You may wonder, will having a metal roof put your house at a greater risk for lightning strike? Lucky for you, it’s a common myth that metal objects attract lighting–they don’t! Metal conducts electricity if it is struck, but does not attract it. During a lighting storm, you are just as safe in a metal building or a metal-roofed building as you are driving along the road in a car. The key to safety is grounding the metal.
A metal roof won’t make a building any more likely to be struck, in fact, a metal roof will help to dissipate the charge. Also, because metal is a non-combustible material, a metal roof will not catch fire. As with any structure, lightning will typically target the highest point in the given area. If a building does happen to be struck, there is a danger to those inside who are in contact with plumbing or anything plugged into electricity.
In order to protect your home, whether it be metal, shingles, wood-shakes, etc., your house must be grounded. Houses are grounded from the standpoint that they have an electrical system ground, communication system ground, data system ground, or metallic piping systems that enter the ground.
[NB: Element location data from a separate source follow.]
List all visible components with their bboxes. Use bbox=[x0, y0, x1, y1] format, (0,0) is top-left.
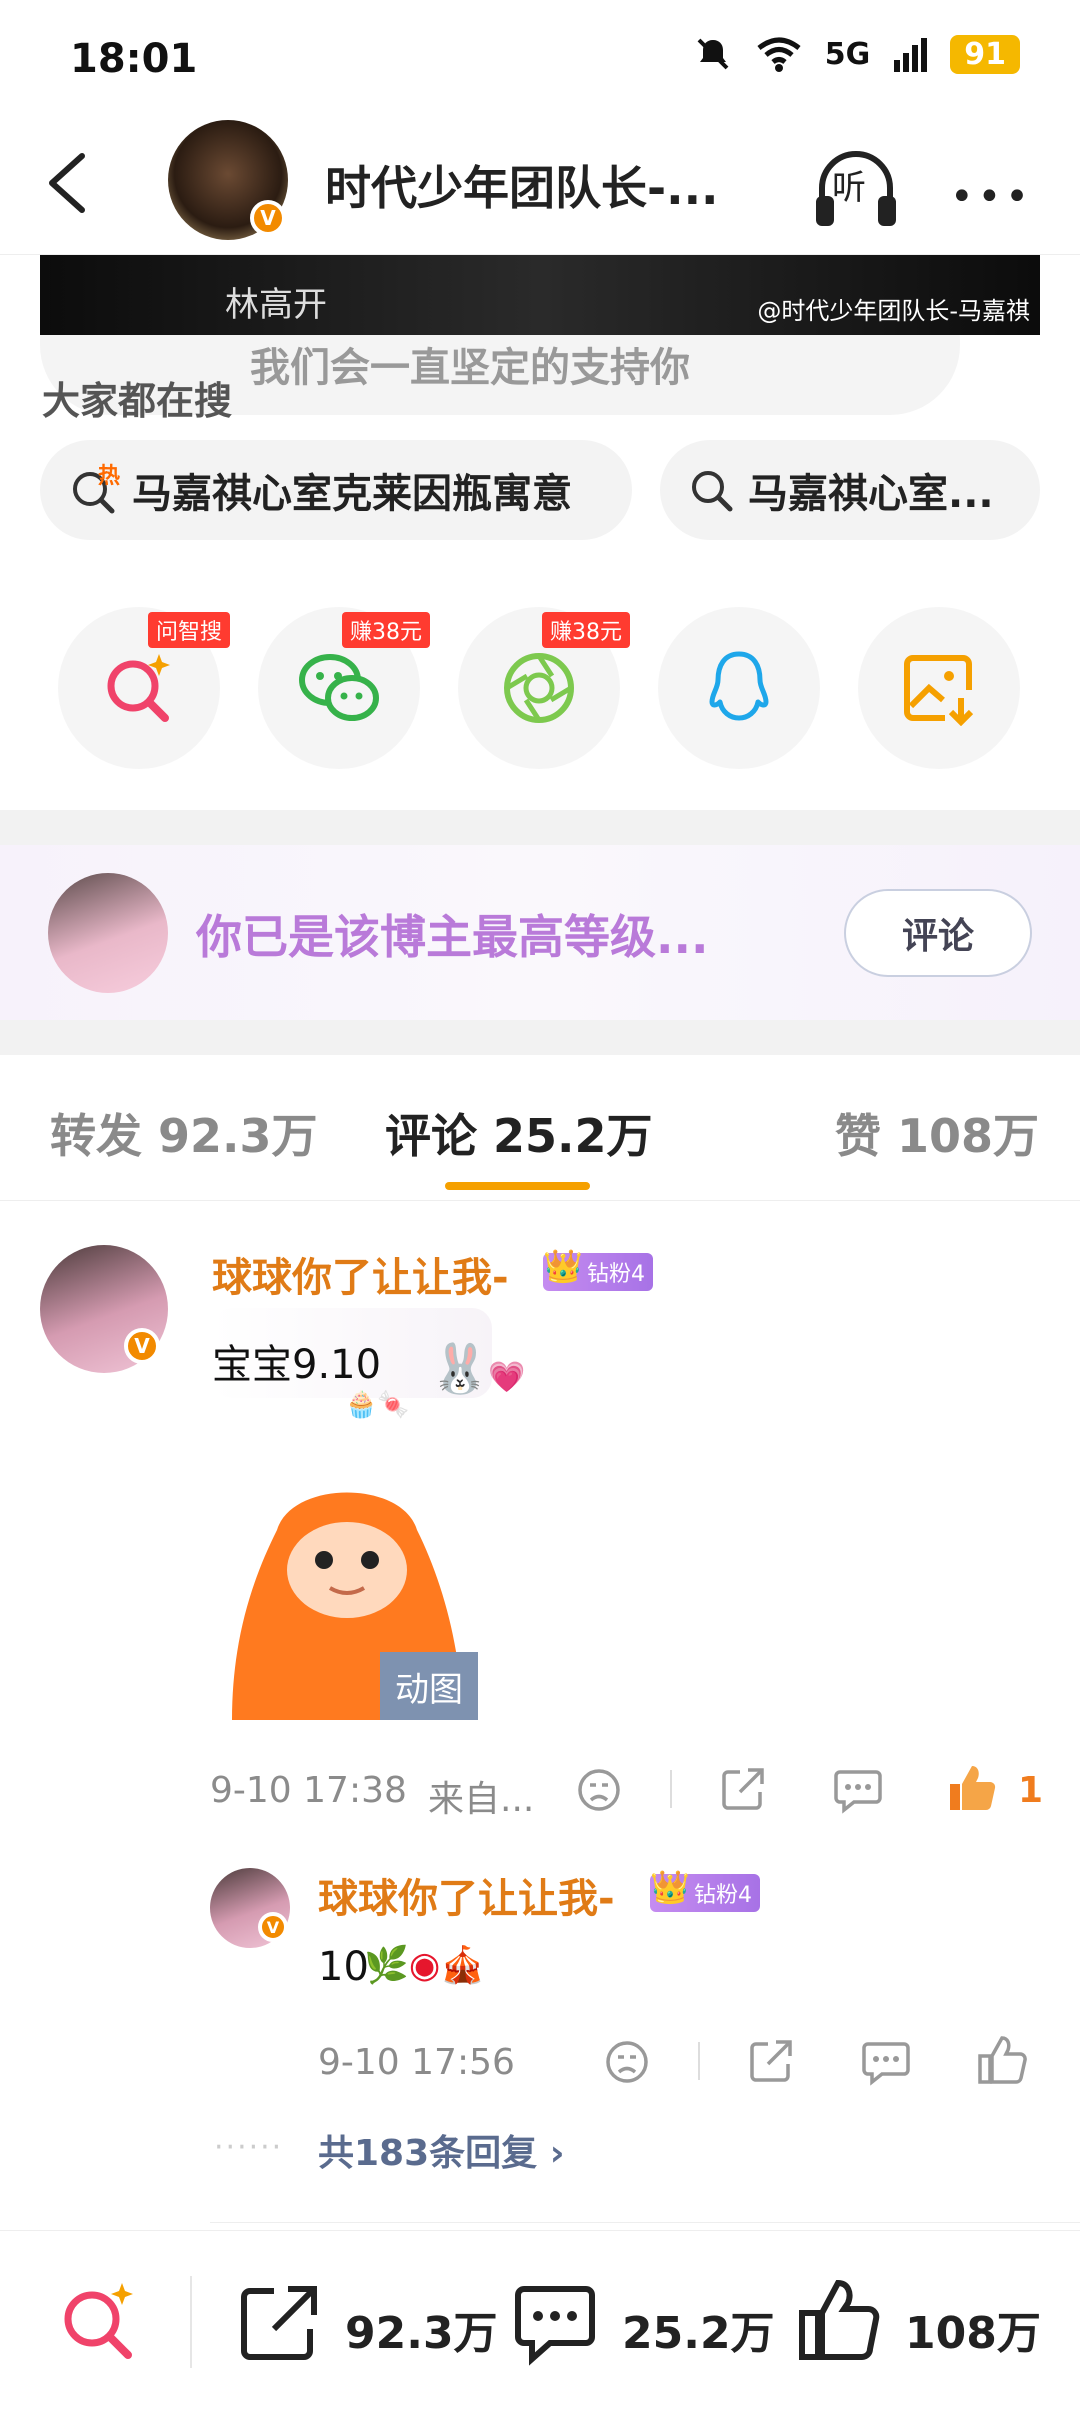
faded-comment-text: 我们会一直坚定的支持你 bbox=[250, 345, 690, 391]
repost-icon[interactable] bbox=[236, 2281, 322, 2367]
chevron-right-icon: › bbox=[549, 2133, 565, 2174]
video-banner[interactable]: @时代少年团队长-马嘉祺 林高开 bbox=[40, 255, 1040, 335]
fan-level-card: 你已是该博主最高等级... 评论 bbox=[0, 845, 1080, 1020]
hot-search-chip-1[interactable]: 热 马嘉祺心室克莱因瓶寓意 bbox=[40, 440, 632, 540]
bunny-sticker-icon: 🐰 bbox=[430, 1341, 490, 1397]
reply-text: 10 bbox=[318, 1944, 369, 1990]
comment-time: 9-10 17:38 bbox=[210, 1770, 407, 1811]
battery-indicator: 91 bbox=[950, 34, 1020, 74]
chip-label: 马嘉祺心室... bbox=[748, 471, 994, 517]
hot-search-chip-2[interactable]: 马嘉祺心室... bbox=[660, 440, 1040, 540]
fan-badge: 👑 钻粉4 bbox=[650, 1868, 760, 1912]
hot-tag: 热 bbox=[98, 464, 121, 489]
share-icon[interactable] bbox=[718, 1764, 768, 1814]
top-nav: V 时代少年团队长-... 听 ••• bbox=[0, 120, 1080, 255]
like-icon[interactable] bbox=[946, 1762, 998, 1814]
crown-icon: 👑 bbox=[650, 1868, 690, 1906]
dislike-face-icon[interactable] bbox=[575, 1766, 623, 1814]
more-options-icon[interactable]: ••• bbox=[950, 174, 1033, 220]
action-separator bbox=[698, 2042, 700, 2080]
heart-sticker-icon: 💗 bbox=[488, 1360, 526, 1395]
ai-search-icon bbox=[107, 654, 170, 722]
page-title[interactable]: 时代少年团队长-... bbox=[325, 152, 719, 218]
signal-icon bbox=[894, 38, 928, 72]
section-divider bbox=[0, 1020, 1080, 1055]
chip-label: 马嘉祺心室克莱因瓶寓意 bbox=[132, 471, 572, 517]
share-tag: 赚38元 bbox=[542, 612, 630, 648]
reply-icon[interactable] bbox=[832, 1766, 884, 1814]
share-tag: 问智搜 bbox=[148, 612, 231, 648]
status-icons: 5G 91 bbox=[693, 34, 1020, 74]
reply-icon[interactable] bbox=[860, 2038, 912, 2086]
like-count: 1 bbox=[1018, 1770, 1044, 1811]
verified-badge-icon: V bbox=[124, 1328, 160, 1364]
wifi-icon bbox=[757, 37, 801, 72]
action-separator bbox=[670, 1770, 672, 1808]
ai-search-icon[interactable] bbox=[56, 2277, 142, 2363]
dislike-face-icon[interactable] bbox=[603, 2038, 651, 2086]
bottom-action-bar: 92.3万 25.2万 108万 bbox=[0, 2230, 1080, 2412]
fan-badge-label: 钻粉4 bbox=[694, 1883, 752, 1908]
commenter-name[interactable]: 球球你了让让我- bbox=[212, 1245, 509, 1303]
moments-icon bbox=[504, 653, 574, 723]
banner-name: 林高开 bbox=[225, 285, 327, 325]
comment-source: 来自... bbox=[428, 1779, 535, 1820]
search-icon bbox=[692, 471, 733, 512]
comment-text: 宝宝9.10 bbox=[212, 1342, 382, 1388]
share-save-image-button[interactable] bbox=[858, 607, 1020, 769]
reply-user-name[interactable]: 球球你了让让我- bbox=[318, 1866, 615, 1924]
sweets-sticker-icon: 🧁🍬 bbox=[345, 1390, 410, 1420]
wechat-icon bbox=[299, 654, 379, 721]
share-icon[interactable] bbox=[746, 2036, 796, 2086]
crown-icon: 👑 bbox=[543, 1247, 583, 1285]
reply-time: 9-10 17:56 bbox=[318, 2042, 515, 2083]
user-avatar[interactable] bbox=[48, 873, 168, 993]
like-icon[interactable] bbox=[796, 2277, 882, 2363]
like-icon[interactable] bbox=[976, 2034, 1028, 2086]
bottom-separator bbox=[190, 2276, 192, 2368]
section-divider bbox=[0, 810, 1080, 845]
back-arrow-icon[interactable] bbox=[40, 148, 100, 218]
comment-divider bbox=[210, 2222, 1080, 2223]
hot-search-label: 大家都在搜 bbox=[42, 379, 233, 423]
network-label: 5G bbox=[824, 36, 871, 72]
view-more-replies-link[interactable]: 共183条回复 › bbox=[318, 2124, 565, 2176]
comment-count[interactable]: 25.2万 bbox=[622, 2297, 775, 2361]
reply-emoji-icons: 🌿◉🎪 bbox=[364, 1945, 486, 1986]
comment-icon[interactable] bbox=[512, 2281, 598, 2367]
tabs-border bbox=[0, 1200, 1080, 1201]
tab-likes[interactable]: 赞 108万 bbox=[835, 1100, 1039, 1166]
listen-label: 听 bbox=[832, 168, 866, 208]
qq-icon bbox=[709, 651, 769, 721]
mute-bell-icon bbox=[697, 38, 729, 70]
verified-badge-icon: V bbox=[250, 200, 286, 236]
save-image-icon bbox=[904, 655, 974, 726]
active-tab-indicator bbox=[445, 1182, 590, 1190]
status-time: 18:01 bbox=[70, 36, 198, 82]
banner-watermark: @时代少年团队长-马嘉祺 bbox=[757, 297, 1030, 325]
like-count-bottom[interactable]: 108万 bbox=[905, 2297, 1041, 2361]
tab-comments[interactable]: 评论 25.2万 bbox=[385, 1100, 653, 1166]
thread-dots: ······ bbox=[214, 2130, 284, 2165]
share-tag: 赚38元 bbox=[342, 612, 430, 648]
tab-reposts[interactable]: 转发 92.3万 bbox=[50, 1100, 318, 1166]
more-replies-label: 共183条回复 bbox=[318, 2133, 538, 2174]
verified-badge-icon: V bbox=[258, 1912, 288, 1942]
fan-level-text: 你已是该博主最高等级... bbox=[196, 910, 709, 964]
status-bar: 18:01 5G 91 bbox=[0, 0, 1080, 120]
repost-count[interactable]: 92.3万 bbox=[345, 2297, 498, 2361]
share-qq-button[interactable] bbox=[658, 607, 820, 769]
gif-label: 动图 bbox=[380, 1652, 478, 1720]
comment-button[interactable]: 评论 bbox=[844, 889, 1032, 977]
fan-badge-label: 钻粉4 bbox=[587, 1262, 645, 1287]
fan-badge: 👑 钻粉4 bbox=[543, 1247, 653, 1291]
Lightning wants to get to the ground by the easiest method it can find. If allowed to advance with no control mechanism through a structure, it may jump from between grounded systems or through the side-flashing of the house. When grounded systems are unintentionally interconnected, jumping might occur from a less suitable ground path (poorly grounded water line) to a better path (the electric service ground). Lightning jumping through free air can produce a dazzling “ball” of light. If it jumps through building materials, one consequence can even be a fire or explosion from super-heating. Plastic piping is not a conductor, but a system with partially plastic and metallic sections can lead to this side-flashing phenomena.
The most common form of grounding can be accomplished by a weather vane. It should be tall, metallic, and pointed, and it must have a path to the ground to dissipate the electric charge. A weather vane does not guarantee protection for your house or building, but it does try. The only way to ensure complete protection is by installing a thorough lighting protection system, usually done by a professional installer. A lighting protection system will ground an attracted charge passively. You can’t flip a switch to see if it’s working though, so it’s in your best interest to have the system reviewed about every 5 years. It would be a waste to have a protection system, just have it not work when the lightning strikes!